Am letzten Freitag und Samstag hat in Gansingen der Aargauer Holzerwettkampf stattgefunden. Für die rund 200 Teilnehmer war dieser Wettkampf die Berufsmeisterschaft. Martin Schneider konnte den Wettkampf für sich entscheiden. Neben den Holzern schufen Künstler Skulpturen aus Holz.

Die Wettkämpfe drehten sich alle um einen möglichst präzisen, schnellen und sicheren Umgang mit der Motorsäge. Als erste Aufgabe mussten die Forstleute zeigen, dass sie eine Motorsäge fachgerecht vorbereiten können und dies auch noch in horrender Geschwindigkeit.

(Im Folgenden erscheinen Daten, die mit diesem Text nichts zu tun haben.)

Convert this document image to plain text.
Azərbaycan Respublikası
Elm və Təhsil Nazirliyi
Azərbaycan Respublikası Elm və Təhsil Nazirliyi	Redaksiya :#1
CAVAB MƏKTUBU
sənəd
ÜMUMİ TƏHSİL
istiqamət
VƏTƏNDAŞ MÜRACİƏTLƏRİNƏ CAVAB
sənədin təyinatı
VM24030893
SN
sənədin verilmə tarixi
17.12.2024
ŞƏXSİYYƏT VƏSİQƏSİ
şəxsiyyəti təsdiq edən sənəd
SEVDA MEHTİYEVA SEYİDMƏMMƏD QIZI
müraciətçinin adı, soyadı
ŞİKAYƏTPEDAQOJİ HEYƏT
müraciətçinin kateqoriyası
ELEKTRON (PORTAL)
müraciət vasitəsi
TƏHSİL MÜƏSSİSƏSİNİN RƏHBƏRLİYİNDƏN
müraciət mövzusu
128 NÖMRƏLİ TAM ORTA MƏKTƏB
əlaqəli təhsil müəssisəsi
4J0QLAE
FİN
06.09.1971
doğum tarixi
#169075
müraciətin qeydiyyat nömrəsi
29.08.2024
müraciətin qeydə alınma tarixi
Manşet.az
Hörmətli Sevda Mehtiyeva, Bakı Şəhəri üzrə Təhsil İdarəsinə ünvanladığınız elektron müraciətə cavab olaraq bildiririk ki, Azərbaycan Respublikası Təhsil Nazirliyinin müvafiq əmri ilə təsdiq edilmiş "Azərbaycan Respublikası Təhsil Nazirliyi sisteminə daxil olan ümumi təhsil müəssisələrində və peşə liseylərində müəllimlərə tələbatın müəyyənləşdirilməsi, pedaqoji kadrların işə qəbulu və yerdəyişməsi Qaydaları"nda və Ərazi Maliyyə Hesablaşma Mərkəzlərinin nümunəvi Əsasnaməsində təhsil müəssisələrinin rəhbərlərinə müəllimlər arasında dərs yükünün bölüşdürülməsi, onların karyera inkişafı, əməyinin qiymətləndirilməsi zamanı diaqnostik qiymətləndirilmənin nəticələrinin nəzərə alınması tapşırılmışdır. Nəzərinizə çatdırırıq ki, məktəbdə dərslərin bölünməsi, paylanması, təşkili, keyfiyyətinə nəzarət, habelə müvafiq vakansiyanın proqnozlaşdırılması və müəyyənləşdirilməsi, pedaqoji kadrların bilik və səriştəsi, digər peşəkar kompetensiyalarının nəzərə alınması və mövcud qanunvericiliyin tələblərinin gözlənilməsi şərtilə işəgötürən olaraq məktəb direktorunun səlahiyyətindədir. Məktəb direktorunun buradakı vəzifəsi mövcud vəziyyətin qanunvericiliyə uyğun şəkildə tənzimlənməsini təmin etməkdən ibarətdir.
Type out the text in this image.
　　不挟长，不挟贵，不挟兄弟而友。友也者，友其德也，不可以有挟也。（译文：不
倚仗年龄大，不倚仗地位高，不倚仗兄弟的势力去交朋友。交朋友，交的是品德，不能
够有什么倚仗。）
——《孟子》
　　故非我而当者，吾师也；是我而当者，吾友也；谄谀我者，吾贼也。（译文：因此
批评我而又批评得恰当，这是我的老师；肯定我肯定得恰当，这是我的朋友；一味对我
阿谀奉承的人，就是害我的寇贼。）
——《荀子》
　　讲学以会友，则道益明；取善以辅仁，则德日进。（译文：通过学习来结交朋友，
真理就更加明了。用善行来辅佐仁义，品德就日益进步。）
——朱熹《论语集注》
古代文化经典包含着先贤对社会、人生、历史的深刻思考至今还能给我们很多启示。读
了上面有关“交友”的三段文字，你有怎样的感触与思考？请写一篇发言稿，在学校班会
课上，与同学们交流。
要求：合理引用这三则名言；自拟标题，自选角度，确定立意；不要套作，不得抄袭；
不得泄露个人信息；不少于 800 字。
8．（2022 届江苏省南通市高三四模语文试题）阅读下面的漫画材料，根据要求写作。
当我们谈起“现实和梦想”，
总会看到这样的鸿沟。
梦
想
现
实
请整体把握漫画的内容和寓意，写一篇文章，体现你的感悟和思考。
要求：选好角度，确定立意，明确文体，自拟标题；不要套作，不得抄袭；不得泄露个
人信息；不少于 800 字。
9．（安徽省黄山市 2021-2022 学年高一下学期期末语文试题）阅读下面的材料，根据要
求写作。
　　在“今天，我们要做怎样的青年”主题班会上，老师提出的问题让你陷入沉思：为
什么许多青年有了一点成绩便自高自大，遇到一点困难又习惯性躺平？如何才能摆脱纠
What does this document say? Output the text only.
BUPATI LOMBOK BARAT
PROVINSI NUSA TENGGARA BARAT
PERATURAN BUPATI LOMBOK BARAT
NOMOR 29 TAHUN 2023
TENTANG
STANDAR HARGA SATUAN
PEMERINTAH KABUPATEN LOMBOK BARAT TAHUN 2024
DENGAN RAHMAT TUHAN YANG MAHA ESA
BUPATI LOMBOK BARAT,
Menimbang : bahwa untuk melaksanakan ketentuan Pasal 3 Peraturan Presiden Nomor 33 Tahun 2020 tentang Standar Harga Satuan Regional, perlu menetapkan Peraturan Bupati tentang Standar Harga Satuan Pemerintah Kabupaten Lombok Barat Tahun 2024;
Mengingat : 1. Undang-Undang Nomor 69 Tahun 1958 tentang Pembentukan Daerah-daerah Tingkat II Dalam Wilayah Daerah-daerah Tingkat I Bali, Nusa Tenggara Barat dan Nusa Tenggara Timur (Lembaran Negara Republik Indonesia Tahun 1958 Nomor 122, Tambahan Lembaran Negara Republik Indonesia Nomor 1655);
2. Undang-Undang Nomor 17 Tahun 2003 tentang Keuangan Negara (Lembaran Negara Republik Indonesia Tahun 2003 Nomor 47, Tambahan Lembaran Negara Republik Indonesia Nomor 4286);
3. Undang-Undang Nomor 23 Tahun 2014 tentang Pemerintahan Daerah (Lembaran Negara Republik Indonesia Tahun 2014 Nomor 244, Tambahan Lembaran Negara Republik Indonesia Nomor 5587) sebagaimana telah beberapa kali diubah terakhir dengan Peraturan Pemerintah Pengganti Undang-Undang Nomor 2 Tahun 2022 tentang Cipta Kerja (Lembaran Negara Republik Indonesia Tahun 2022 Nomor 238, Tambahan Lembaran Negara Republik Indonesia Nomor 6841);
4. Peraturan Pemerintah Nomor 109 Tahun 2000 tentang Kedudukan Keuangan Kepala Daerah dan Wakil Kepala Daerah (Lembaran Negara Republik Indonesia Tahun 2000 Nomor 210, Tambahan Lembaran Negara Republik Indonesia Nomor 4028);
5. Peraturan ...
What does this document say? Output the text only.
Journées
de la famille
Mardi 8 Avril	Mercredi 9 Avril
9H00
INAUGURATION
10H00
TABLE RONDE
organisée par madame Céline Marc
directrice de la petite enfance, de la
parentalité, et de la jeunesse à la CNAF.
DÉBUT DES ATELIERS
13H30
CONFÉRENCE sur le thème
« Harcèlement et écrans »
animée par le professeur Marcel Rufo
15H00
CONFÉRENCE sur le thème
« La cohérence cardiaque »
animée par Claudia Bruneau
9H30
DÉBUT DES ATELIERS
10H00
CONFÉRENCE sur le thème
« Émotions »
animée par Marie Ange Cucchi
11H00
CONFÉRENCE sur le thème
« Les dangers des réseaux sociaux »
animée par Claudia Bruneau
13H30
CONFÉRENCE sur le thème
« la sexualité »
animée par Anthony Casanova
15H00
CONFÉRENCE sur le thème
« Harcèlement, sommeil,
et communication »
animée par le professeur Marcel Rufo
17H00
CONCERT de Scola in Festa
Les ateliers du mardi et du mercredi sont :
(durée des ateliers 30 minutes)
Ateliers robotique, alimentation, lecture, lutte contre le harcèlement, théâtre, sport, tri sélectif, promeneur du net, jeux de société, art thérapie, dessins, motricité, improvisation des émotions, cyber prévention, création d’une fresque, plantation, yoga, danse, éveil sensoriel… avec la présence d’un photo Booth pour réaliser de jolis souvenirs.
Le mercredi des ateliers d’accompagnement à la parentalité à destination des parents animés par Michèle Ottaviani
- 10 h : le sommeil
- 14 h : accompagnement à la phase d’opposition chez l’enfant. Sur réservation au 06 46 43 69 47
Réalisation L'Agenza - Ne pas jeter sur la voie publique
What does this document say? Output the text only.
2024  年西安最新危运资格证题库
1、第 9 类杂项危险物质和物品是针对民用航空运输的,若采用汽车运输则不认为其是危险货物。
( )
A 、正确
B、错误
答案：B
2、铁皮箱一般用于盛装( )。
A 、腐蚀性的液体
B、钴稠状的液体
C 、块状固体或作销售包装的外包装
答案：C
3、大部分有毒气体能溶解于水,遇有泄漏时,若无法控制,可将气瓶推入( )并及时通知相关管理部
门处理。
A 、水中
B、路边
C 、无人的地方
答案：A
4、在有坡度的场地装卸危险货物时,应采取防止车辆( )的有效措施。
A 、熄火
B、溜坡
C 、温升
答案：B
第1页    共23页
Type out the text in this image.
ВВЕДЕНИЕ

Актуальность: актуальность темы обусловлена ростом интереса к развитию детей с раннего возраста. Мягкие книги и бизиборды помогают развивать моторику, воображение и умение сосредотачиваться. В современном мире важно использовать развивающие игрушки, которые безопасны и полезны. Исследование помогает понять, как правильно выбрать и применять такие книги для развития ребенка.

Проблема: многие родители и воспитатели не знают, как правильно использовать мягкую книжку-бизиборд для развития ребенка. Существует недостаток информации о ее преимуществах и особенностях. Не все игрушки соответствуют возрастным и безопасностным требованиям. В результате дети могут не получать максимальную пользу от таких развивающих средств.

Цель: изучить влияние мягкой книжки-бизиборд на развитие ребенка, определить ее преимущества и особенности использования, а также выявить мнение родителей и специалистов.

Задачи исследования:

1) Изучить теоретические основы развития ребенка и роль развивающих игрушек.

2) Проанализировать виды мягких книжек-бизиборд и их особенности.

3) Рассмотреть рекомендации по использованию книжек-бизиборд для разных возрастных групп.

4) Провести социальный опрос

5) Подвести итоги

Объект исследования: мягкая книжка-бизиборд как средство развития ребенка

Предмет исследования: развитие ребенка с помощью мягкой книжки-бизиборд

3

Einige Sägen waren in weniger als 15 Sekunden einsatzbereit. Mit der vorbereiteten Säge musste als nächste Aufgabe ein Holzstamm zersägt werden.

Dabei mussten die Teilnehmer je einen Schnitt von unten und von oben setzen, die sich dann idealerweise in der Mitte trafen. Die Stämme waren, um die Schwierigkeit zu erhöhen, um sieben Grad geneigt und es mussten zwei Scheiben abgesägt werden.

Wenn die Holzer das erledigt hatten, wartete schon der nächste Posten auf sie. Dort lag ein Stamm auf dem Boden und der soll möglichst tief eingeschnitten werden. Das Schwert der Motorsäge darf jedoch die Unterlage nicht berühren. Aufgestellte Baumstämme bildeten die nächste Aufgabe. In die Baumstämme wurden Fallkerben eingesägt, die eine bestimmte Ausrichtung haben mussten.

Die schönsten Figuren vom Gansinger Holzerwettkampf

Die schönsten Figuren am Gansinger Holzerwettkampf

Diese Ausrichtung wurde mit einer Schablone und einem 15 Meter entfernten Beobachtungspunkt genauestens kontrolliert. Die letzte und fünfte Aufgabe stellte sich als Entastung heraus. Dabei musste ein Stamm von seinen künstlichen Ästen befreit werden. Wer Stummel stehen liess oder sogar in den Stamm hinein sägte, erhielt sofort Punktabzug.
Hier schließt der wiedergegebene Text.